ADA & EEOC Requirement Cheat Sheet

Angie Szumlinski
April 14, 2020

As providers under siege with the COVID-19 Pandemic, the last thing you need to worry about is being sure you are meeting ADA and EEOC requirements. Here is a “reader’s digest” cheat sheet from the most recent postings on how to manage day-to-day operations! Be well, stay safe and as always, please be sure to contact HealthCap if you need assistance!

Reduce Transmission Among Employees

  • If a staff member is not feeling well; fever, cough, shortness of breath, they should call their supervisor and stay home
  • Staff members should not return to work until they have been cleared with a physician note; or emergency state orders allow them back sooner
  • If a staff member becomes ill or symptomatic during their shift, they should be removed from contact with other staff members, residents and visitors immediately and sent home for self-monitoring/isolation/quarantine
  • Staff can lessen the risk of spreading the infection by protecting themselves
    • Understanding the virus; how it spreads etc.
    • Clean and sanitize flat surfaces frequently; at least once/day or in between resident use
    • Covering nose and mouth with a mask or cloth covering
    • Washing hands frequently; when soiled, after touching your face, coughing/sneezing, removing gloves, in between assisting residents
    • Using hand sanitizers when soap/water are not available

What happens when the call-ins start?

As an employer during a pandemic situation, you HIPAA permits you to ask the employee if they are exhibiting symptoms of the current pandemic, COVID-19.

  • Does the staff member have complaints of shortness of breath, a dry cough, fever or sore throat?
  • Have they been tested?

This information is to be maintained in the staff members confidential medical record per the American’s With Disability Act (ADA) recommendation that documentation pertaining to an employee’s health/medical status be maintained separate from the personnel file.

Understanding that some staff may call in as a direct result of fear or panic:

  • Are you equipped to handle staffing challenges?
  • Do you have a contract with home health agencies to staff your building in the time of crisis?
  • Are the contract agencies prepared to provide staffing and what does that look like?
  • How are agency staff being oriented to the building and your residents; especially when working with those living with Dementia. 

Hiring or Freeze? To hire or not to hire. Things to think about when hiring new staff during a pandemic.

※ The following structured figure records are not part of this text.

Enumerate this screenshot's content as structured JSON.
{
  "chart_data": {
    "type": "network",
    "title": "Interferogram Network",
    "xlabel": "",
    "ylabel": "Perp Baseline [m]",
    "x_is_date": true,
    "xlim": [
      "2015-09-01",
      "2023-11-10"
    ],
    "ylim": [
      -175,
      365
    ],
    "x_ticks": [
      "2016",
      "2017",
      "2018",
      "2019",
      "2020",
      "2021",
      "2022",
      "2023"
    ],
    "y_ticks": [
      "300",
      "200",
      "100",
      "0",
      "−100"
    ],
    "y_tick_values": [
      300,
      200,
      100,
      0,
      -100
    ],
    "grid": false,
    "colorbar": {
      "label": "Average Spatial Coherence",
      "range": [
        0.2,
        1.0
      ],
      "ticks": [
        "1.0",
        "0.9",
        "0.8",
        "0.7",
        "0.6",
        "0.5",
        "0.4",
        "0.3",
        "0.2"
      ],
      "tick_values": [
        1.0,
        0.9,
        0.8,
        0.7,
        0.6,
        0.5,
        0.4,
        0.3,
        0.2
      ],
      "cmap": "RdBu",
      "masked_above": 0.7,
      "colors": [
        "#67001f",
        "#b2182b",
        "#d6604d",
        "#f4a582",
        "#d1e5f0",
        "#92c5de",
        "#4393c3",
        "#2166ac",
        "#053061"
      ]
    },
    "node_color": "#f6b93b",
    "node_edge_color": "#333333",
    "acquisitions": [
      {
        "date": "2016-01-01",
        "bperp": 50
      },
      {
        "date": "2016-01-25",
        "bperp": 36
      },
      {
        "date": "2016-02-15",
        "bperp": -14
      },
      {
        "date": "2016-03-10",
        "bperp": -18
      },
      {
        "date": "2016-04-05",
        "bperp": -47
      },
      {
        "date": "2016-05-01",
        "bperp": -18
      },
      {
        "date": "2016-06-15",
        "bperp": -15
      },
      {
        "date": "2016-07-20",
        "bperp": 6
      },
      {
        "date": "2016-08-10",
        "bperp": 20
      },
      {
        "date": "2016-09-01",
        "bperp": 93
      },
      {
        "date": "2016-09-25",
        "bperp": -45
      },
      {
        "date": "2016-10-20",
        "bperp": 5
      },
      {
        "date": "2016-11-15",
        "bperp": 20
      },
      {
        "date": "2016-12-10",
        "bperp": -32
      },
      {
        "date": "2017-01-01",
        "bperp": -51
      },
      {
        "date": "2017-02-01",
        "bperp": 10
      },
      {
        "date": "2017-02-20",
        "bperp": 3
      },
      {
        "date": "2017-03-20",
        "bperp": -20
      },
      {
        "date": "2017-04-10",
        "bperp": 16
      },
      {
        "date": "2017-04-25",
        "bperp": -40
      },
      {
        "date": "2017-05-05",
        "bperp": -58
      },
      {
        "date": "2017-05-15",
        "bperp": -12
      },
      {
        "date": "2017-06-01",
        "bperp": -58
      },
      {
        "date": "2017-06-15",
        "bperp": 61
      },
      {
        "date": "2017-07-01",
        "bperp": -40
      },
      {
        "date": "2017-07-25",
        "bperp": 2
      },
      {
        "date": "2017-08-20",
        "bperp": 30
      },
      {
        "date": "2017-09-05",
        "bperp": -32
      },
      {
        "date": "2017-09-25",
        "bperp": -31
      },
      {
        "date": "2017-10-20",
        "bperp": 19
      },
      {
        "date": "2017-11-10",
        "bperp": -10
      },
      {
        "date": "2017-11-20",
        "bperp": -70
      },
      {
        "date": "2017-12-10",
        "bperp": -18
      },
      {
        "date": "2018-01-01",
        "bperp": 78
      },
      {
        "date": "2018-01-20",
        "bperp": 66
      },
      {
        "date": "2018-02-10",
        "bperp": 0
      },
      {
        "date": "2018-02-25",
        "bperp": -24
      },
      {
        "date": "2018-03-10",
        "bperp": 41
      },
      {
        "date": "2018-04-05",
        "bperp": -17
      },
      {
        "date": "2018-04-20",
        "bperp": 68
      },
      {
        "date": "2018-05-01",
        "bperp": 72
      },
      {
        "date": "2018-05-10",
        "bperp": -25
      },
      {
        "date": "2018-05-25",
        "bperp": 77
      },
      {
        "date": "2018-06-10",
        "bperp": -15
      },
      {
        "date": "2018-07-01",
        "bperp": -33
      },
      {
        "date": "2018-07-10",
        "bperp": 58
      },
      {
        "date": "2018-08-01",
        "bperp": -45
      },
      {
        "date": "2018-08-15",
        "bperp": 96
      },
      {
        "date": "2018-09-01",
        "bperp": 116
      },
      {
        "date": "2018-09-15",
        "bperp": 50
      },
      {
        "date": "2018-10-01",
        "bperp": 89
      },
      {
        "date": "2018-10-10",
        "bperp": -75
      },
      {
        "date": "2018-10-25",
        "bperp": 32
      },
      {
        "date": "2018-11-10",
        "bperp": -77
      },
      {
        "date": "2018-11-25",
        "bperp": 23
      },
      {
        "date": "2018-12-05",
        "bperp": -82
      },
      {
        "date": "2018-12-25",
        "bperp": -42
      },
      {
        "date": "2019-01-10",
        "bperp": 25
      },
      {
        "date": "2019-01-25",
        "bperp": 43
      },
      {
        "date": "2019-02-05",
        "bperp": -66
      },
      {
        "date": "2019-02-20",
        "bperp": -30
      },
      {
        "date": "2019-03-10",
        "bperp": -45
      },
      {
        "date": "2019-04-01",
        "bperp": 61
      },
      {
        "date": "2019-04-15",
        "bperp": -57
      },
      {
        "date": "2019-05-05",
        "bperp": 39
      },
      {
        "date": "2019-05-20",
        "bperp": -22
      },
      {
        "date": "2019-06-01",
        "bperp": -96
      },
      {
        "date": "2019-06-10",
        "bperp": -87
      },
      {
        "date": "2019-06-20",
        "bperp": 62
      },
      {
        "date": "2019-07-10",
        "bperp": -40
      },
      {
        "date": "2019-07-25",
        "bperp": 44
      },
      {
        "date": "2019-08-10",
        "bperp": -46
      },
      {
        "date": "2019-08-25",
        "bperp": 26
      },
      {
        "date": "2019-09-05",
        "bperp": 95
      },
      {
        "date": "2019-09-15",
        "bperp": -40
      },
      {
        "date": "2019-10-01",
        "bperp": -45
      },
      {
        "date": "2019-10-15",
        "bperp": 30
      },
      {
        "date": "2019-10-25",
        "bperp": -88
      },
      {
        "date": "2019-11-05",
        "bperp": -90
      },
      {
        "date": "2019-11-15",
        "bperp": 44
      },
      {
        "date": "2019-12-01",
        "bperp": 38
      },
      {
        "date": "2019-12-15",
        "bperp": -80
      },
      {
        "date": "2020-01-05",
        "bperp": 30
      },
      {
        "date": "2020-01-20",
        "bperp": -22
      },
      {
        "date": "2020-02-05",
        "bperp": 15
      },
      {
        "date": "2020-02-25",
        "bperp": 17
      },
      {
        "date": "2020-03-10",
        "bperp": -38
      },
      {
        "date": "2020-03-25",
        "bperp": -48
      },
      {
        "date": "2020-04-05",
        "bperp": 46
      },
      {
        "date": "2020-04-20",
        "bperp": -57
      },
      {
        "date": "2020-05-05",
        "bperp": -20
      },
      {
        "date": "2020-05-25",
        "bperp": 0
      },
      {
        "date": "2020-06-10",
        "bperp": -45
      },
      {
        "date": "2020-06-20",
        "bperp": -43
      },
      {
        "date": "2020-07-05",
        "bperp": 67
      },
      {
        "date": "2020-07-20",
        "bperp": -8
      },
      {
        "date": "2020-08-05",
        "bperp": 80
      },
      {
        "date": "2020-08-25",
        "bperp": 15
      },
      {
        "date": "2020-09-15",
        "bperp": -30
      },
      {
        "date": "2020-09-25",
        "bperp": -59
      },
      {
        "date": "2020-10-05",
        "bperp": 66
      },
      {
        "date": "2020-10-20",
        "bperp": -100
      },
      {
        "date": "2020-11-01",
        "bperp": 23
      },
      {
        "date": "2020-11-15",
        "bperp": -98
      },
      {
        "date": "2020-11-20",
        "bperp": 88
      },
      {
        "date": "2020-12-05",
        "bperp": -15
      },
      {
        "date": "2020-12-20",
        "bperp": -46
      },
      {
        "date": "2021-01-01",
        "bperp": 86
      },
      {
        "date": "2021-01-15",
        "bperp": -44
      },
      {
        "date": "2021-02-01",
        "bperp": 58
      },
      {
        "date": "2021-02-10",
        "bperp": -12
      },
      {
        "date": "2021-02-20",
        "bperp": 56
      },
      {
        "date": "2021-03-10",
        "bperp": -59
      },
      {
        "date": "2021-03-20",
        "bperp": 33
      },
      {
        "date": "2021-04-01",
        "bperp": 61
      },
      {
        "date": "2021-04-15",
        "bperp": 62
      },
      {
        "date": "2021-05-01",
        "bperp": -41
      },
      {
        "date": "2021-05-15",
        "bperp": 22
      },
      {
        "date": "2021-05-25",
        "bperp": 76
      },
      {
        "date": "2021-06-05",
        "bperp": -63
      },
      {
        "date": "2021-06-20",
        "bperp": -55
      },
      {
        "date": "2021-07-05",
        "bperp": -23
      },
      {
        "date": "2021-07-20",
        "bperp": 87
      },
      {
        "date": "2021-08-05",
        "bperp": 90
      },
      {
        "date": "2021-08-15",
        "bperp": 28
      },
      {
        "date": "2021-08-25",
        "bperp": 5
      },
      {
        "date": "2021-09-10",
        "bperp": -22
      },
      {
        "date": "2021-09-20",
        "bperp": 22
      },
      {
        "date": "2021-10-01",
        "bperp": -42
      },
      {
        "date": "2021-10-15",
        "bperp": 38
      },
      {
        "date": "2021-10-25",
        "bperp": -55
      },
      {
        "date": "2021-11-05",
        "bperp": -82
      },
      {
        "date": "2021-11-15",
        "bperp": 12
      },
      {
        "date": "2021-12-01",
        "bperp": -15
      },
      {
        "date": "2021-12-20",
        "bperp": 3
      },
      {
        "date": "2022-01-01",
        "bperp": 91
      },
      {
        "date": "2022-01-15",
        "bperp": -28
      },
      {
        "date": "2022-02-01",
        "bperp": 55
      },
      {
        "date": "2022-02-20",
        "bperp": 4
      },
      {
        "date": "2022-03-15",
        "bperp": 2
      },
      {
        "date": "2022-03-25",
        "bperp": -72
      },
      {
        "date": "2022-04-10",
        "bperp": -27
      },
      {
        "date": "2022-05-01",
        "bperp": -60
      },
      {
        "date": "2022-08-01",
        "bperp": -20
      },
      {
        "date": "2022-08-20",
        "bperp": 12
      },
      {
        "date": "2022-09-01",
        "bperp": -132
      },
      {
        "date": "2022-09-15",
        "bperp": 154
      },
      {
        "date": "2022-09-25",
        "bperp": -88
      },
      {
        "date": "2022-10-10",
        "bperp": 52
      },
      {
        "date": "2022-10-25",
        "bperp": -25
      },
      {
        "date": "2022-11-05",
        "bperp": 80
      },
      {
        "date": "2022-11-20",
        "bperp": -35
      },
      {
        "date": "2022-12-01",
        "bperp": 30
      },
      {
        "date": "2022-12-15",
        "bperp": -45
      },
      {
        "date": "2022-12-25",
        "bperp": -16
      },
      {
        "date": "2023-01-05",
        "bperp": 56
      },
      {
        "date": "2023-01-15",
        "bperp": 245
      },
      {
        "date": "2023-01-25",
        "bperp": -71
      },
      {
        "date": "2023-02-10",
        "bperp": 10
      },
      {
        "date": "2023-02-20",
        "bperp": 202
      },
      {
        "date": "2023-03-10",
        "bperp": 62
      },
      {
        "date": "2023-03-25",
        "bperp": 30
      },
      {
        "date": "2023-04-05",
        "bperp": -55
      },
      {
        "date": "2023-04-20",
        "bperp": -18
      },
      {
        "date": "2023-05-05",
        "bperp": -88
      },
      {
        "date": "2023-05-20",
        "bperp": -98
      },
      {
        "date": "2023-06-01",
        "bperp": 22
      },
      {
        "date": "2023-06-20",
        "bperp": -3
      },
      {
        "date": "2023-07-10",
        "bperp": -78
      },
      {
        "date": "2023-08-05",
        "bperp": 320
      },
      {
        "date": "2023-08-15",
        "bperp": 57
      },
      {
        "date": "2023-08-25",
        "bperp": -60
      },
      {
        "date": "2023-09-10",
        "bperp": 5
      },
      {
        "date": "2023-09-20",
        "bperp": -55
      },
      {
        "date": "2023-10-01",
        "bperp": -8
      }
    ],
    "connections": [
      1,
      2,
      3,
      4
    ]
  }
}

  1. As an employer, you may medically screen prospective employees once a job offer is made; providing it is the same screening process for other jobs that require the same or equal tasks. This is usually something that is completed during a pre-employment physical where the prospective employee agrees to the testing/screening process.
  2. You cannot withdraw a job offer to a person considered “high risk” for contracting the virus; however, the CDC does permit a delay of the start date if the applicant is symptomatic of the COVID-19 virus

Does the employer have the right to screen employees entering the workplace during a pandemic? Absolutely! Keep in mind that a fever is one of the most common signs/symptoms of COVID-19 however each person reacts differently to the virus and may not present with a fever. It is important to remain current with these signs/symptoms as they are changing rapidly based on experience and continuing research efforts. Establishing communication with the CDC, local health departments and state licensing bodies is always a good start as they can guide you through the latest updates for symptoms; such as loss of smell or taste, conjunctivitis, etc. Maintain documentation of employee/visitor these checks in a confidential file. Also, when using a log to document wellness checks, ensure that there is a cover page over the log and it is not left unattended.

When an employee returns to work post illness; whether it be the pandemic virus or other illness, the employer can and should consider requiring some sort of release back to work from a licensed healthcare professional. This assists in ensuring that the staff member is adhering to restrictions such as light duty/no transfers etc.

Be well, stay safe and thanks for all you do for our residents and caregivers!